Ein Kommentar von Kai Schiller

Die Schreckensnachricht kam am Morgen nach dem Remis gegen Italien um 10.51 Uhr per SMS: Sami Khedira erleidet Kreuzbandriss. Auf der Homepage des DFB präzisierte Mannschaftsarzt Hans-Wilhelm Müller-Wohlfahrt, dass sich der Madrilene neben einem Riss des vorderen Kreuzbands sogar noch einen Innenbandriss im rechten Knie bei einem unglücklichen Zweikampf am Vorabend mit Andrea Pirlo zugezogen hätte. Der bereits befürchtete Super-Gau war somit eingetroffen, auch wenn sich Bundestrainer Joachim Löw noch optimistisch zitieren ließ, dass sein Mittelfeld-Leader „rechtzeitig bis zum Anpfiff der WM in Brasilien wieder fit wird“. Zweckoptimismus.

Tatsächlich hat Löw nach den langwierigen Verletzungen von Khedira, Bastian Schweinsteiger (Fuß-OP) und Ilkay Gündogan (andauernde Rückenprobleme) sieben Monate vor der WM ein zentrales Problem auf genau der Position, die in der Theorie mit Abstand am Besten besetzt ist. Doch nach den Ausfällen der drei defensiven Mittelfeldspieler mit Weltklasse-Format bleibt dem Bundestrainer in der Praxis gar nichts anderes mehr übrig, als die von ihm schon gegen Italien ausprobierte Guardiola-Variante mit Philipp Lahm als Sechser auch weiterhin zu forcieren. Toni Kroos dürfte im Hinblick auf die WM in Brasilien als der etwas offensivere Part der sogenannten Doppel-Sechs gesetzt sein – doch den defensiveren Gegenpart auf Weltklasse-Niveau kann derzeit nur noch Lahm ausfüllen. Die Bender-Zwillinge Sven und Lars sind gute Einspiele-Varianten, aber keine Optionen für ein ganzes Turnier.
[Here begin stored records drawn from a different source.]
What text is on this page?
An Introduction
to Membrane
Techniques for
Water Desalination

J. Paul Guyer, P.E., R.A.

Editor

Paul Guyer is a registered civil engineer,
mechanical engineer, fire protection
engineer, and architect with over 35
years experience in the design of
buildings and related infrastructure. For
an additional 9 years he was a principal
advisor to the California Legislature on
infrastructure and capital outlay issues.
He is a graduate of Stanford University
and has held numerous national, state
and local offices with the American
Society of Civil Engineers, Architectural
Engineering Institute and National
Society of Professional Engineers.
Mit Lahm und Kroos im zentralen Mittelfeld hinter Spielmacher Mesut Özil hätte das DFB-Team immer noch eine Doppel-Sechs mit weltmeisterlichem Format, die aber zwangsläufig ein neues Problem bescheren würde: Lahms angestammte Position als Rechtsverteidiger wäre verwaist. Die Optionen hier heißen Benedikt Höwedes – und Heiko Westermann. Das sind - zweckoptimistisch formuliert – suboptimale Aussichten...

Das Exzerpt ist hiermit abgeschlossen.